Environmental campaigners desperate to save the last ‘green lungs’ of the coastal Algarve have a new cause – the ‘soft rural tourism plan’ recently presented for Alvor’s Quinta da Rocha, and open to public consultation until next week (click here).
Close inspection of all the relevant documents attached to the proposal have confirmed that the plan is a Trojan Horse, or “wolf in sheep’s clothing”, say dissenters who are now calling on like-minded locals to gather signatures backing a comprehensive 10-page missive to the CCDR (the commission for rural development) calling for the whole idea to be thrown out.
Without CCDR backing, the plan cannot be sanctioned, even by the local council (Portimão) which appears to have told national journalists that it can see “nothing wrong with it”.

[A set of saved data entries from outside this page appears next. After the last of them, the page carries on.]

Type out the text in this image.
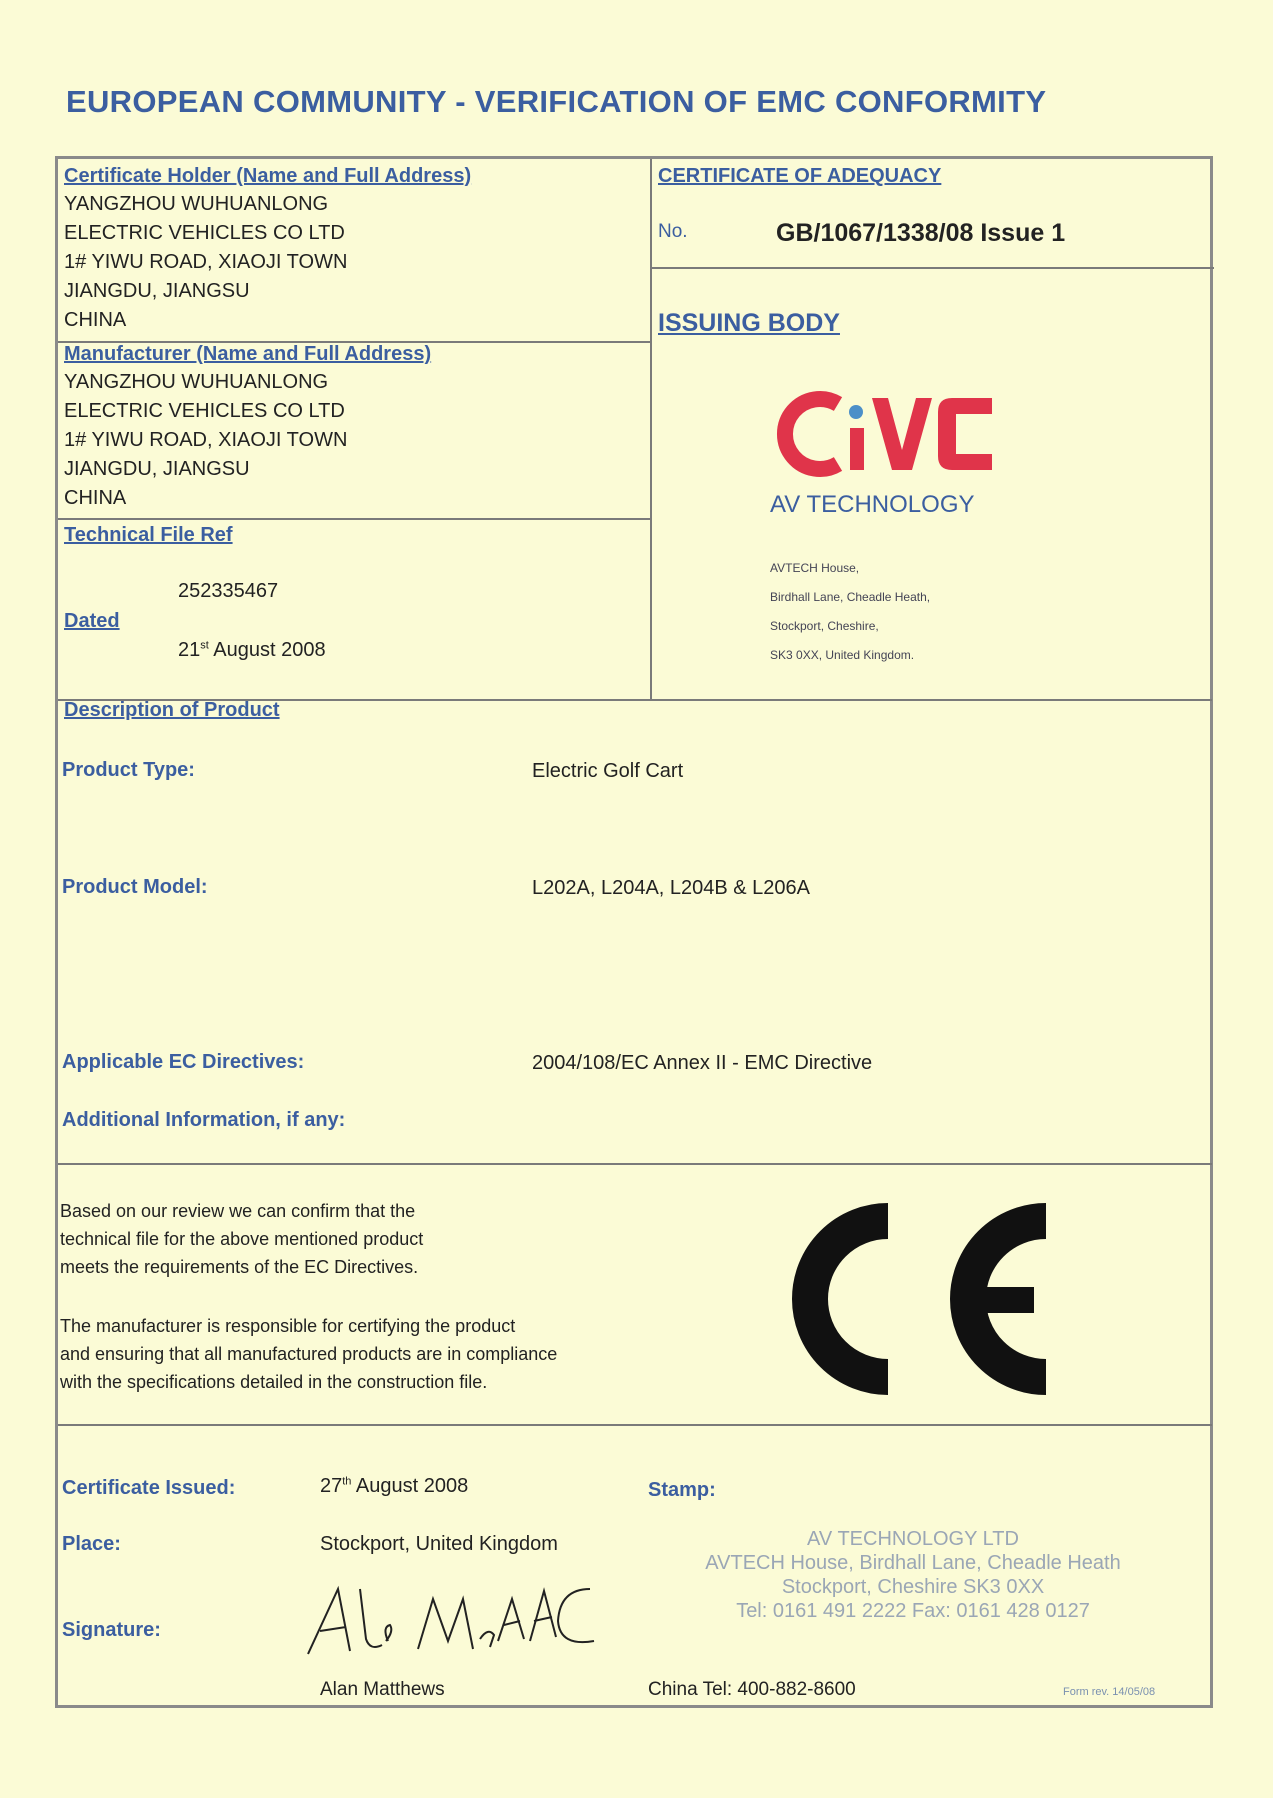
EUROPEAN COMMUNITY - VERIFICATION OF EMC CONFORMITY
Certificate Holder (Name and Full Address)
YANGZHOU WUHUANLONG
ELECTRIC VEHICLES CO LTD
1# YIWU ROAD, XIAOJI TOWN
JIANGDU, JIANGSU
CHINA
Manufacturer (Name and Full Address)
YANGZHOU WUHUANLONG
ELECTRIC VEHICLES CO LTD
1# YIWU ROAD, XIAOJI TOWN
JIANGDU, JIANGSU
CHINA
Technical File Ref
252335467
Dated
21st August 2008
CERTIFICATE OF ADEQUACY
No.	GB/1067/1338/08 Issue 1
ISSUING BODY
AV TECHNOLOGY
AVTECH House,
Birdhall Lane, Cheadle Heath,
Stockport, Cheshire,
SK3 0XX, United Kingdom.
Description of Product
Product Type:	Electric Golf Cart
Product Model:	L202A, L204A, L204B & L206A
Applicable EC Directives:	2004/108/EC Annex II - EMC Directive
Additional Information, if any:
Based on our review we can confirm that the
technical file for the above mentioned product
meets the requirements of the EC Directives.
The manufacturer is responsible for certifying the product
and ensuring that all manufactured products are in compliance
with the specifications detailed in the construction file.
Certificate Issued:	27th August 2008
Place:	Stockport, United Kingdom
Signature:
Alan Matthews
Stamp:
AV TECHNOLOGY LTD
AVTECH House, Birdhall Lane, Cheadle Heath
Stockport, Cheshire SK3 0XX
Tel: 0161 491 2222 Fax: 0161 428 0127
China Tel: 400-882-8600	Form rev. 14/05/08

The ‘holes’ however are quite clear.
Says citizens group “A Última Janela Para o Mar”, the proposal “constitutes a considerable increase in urban building within a sensitive marshland area that has both RAMSAR and Rede Natura 2000 classification”.
More importantly, it represents the ‘thin end of the wedge’.
Campaigners fear that if this ‘watered down version’ of a major touristic complex initially planned for the site is given the green-light, further building will undoubtedly follow.
And Quinta da Rocha’s ‘history’ does it no favours.
Says the presentation by “A Última Janela para o Mar”: “The story of attempts at building at Quinta da Rocha has been dismal…”
Heavily-indebted property mogul Aprígio Santos was ultimately ordered to make good the damage heavy machinery had caused, and halted in his attempts to create a VIP resort.
Although the site is no longer under “constant threat of criminal activity”, campaigners say the dangers of property speculation remain.
And the ‘non-sequiters’ in the plan are just a little too blatant.
For example, the use of the word “reconstruction” of existing buildings on the site.
Says “A Última Janela para o Mar”, the majority of these buildings are barns, ruins and pig-styes that were never habitational.
To ‘reconstruct’ them as such – to create a small hotel and various rural houses – would completely go against the ethos of the Portimão development plan, says the group, which will be collecting signatures to support its campaign tomorrow (Saturday) from the garden opposite Portimão’s TEMPO theatre at 7pm.